The Problem With Average

“Statistician, a person who lays with his head in a oven and his feet in a deep freeze stating, On the average, I feel comfortable”- Bruce Grossman

Peter Bernstein describes the average and standard deviation of returns perfectly, he said: “The greater the variance or the standard deviation around the average, the less the average return will signify about what the outcome is likely to be.”

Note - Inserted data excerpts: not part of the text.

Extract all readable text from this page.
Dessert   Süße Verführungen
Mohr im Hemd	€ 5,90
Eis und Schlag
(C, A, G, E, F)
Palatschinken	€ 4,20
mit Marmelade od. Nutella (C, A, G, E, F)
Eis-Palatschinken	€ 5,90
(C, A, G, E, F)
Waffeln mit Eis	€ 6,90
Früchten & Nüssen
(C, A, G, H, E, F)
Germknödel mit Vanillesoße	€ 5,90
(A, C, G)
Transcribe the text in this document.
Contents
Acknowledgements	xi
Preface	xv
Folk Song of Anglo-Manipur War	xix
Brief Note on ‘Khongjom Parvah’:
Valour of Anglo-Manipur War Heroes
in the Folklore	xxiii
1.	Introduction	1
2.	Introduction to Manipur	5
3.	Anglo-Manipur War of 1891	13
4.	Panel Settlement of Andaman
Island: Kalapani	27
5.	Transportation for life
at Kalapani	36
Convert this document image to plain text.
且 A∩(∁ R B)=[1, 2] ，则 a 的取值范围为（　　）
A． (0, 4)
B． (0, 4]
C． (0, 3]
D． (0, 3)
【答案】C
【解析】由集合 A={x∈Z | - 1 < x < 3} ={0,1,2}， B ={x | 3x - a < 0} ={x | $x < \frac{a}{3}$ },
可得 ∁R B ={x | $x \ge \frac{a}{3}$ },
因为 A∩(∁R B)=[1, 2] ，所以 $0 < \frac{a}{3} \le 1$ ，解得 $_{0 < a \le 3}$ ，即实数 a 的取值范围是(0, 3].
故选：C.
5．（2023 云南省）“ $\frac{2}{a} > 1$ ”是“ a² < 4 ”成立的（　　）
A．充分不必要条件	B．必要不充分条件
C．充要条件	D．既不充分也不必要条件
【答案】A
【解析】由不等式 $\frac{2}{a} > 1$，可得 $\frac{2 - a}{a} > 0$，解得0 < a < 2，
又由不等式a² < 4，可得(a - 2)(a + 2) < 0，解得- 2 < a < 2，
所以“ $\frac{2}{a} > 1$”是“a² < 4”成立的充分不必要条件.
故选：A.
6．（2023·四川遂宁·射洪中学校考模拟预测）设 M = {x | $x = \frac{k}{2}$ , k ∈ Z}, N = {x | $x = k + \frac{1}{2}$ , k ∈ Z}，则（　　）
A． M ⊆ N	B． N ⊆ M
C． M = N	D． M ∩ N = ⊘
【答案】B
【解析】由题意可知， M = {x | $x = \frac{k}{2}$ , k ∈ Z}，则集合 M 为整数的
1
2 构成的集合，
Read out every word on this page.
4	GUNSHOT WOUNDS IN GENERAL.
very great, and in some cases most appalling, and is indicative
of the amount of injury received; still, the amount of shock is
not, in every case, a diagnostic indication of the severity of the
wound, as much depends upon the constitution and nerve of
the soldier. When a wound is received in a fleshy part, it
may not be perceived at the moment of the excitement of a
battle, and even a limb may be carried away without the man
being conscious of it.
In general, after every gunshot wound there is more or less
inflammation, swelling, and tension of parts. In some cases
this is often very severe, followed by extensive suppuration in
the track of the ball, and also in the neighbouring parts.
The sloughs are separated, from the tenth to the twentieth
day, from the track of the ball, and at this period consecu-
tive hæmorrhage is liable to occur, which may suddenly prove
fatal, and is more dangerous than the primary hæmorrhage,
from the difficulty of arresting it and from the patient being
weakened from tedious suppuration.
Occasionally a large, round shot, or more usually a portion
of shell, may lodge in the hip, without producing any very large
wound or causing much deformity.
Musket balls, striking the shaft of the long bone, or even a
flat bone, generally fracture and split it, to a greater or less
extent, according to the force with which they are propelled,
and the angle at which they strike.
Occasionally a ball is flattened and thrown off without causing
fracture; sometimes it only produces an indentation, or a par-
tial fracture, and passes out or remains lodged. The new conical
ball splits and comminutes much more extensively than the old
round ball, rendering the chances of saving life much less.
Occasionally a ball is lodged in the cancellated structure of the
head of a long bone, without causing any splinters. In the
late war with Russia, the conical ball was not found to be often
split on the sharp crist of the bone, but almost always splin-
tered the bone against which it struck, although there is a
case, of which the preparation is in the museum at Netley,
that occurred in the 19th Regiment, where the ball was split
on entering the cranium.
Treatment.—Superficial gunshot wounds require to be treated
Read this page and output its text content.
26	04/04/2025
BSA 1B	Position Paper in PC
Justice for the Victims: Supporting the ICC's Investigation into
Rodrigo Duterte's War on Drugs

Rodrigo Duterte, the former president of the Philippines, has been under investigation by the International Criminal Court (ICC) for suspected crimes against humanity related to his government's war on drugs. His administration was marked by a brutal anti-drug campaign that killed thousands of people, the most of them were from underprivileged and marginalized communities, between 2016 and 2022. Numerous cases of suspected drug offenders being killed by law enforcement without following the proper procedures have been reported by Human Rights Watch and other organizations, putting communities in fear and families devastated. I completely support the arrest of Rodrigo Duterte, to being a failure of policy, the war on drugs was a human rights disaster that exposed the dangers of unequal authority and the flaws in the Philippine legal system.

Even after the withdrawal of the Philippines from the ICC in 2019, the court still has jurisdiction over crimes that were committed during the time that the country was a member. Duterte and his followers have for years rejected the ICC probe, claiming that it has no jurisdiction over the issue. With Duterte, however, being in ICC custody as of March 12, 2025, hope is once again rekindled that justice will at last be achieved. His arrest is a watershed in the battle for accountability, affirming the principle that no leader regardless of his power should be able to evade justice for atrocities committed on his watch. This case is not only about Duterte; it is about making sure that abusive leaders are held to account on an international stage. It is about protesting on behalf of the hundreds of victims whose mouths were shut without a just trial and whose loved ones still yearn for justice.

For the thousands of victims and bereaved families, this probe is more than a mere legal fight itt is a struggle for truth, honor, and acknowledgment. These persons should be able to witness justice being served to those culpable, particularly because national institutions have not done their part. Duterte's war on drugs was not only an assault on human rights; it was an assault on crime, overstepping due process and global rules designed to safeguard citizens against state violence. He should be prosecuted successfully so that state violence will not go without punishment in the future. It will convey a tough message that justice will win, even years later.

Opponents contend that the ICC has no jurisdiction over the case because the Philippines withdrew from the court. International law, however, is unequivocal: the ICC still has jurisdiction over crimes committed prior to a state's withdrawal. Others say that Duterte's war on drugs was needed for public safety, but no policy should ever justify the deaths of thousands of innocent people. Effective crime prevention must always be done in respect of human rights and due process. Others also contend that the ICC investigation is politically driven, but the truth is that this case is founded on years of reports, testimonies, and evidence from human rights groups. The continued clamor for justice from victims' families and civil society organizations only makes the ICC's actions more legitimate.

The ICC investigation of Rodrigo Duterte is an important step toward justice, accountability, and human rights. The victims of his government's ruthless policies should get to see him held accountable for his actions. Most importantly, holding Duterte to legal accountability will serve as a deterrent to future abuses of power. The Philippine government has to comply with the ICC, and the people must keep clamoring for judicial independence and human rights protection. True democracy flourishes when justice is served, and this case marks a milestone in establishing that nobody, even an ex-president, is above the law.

With an annual standard deviation of ~20%, stock market investors should probably adjust their 12-month expectations accordingly. Take an investor in 1965 for example, who saw Dow open the year at 875. If they expected to receive average returns over the next 17 years, they would be looking at the Dow finishing 1981 at 2,836.  Instead, 1981 closed with the Dow right where it was in 1965, at 875.

Below are the annual returns for the S&P 500. The red circles represent the years that were within half a percent of the average return. If the average return has occurred in just three out of ninety years, you should probably be very skeptical of anyone crafting a narrative based solely on historical averages.

AVG1

Below are the average monthly, quarterly, and annual returns of the S&P 500, along with their standard deviation. If stocks truly followed a normal distribution, we would expect that 68.2% of the returns should fall within one standard deviation, 95.4% of returns to fall within two standard deviations, and 99.6% of returns to fall within three standard deviations.

spsd

Below are how often the returns actually fall within their respective standard deviations.

sp sd 1

Two things stand out to me:

  1. The range of returns that fall within one standard deviation is pretty large, swinging from 64.4% to 81.1%. This is undoubtedly due to the relatively small sample size; who knows, maybe these will resemble a true bell curve in three hundred years.
  2. The likelihood of returns being within three standard deviations is very high, but not as high as we might be led to believe. A normal distribution expects just 0.4% of returns to fall in the fat tails, instead real life has shown us that outlier returns have occurred ~1.3% of the time. This might seem like an insignificant number, but it’s these outliers that usually drive a wedge into an investors’ plan

Benoit Mandelbrot described the global economy as “An unfathomably complicated machine. To all the complexity of the physical world of weather, crops, ores, and factories, you add the psychological complexity of men acting on their fleeting expectations of what may or may not happen- sheer phantasms.”

It’s the psychological component in risk assets that sends them swinging well beyond the average, stopping there only for brief periods of time.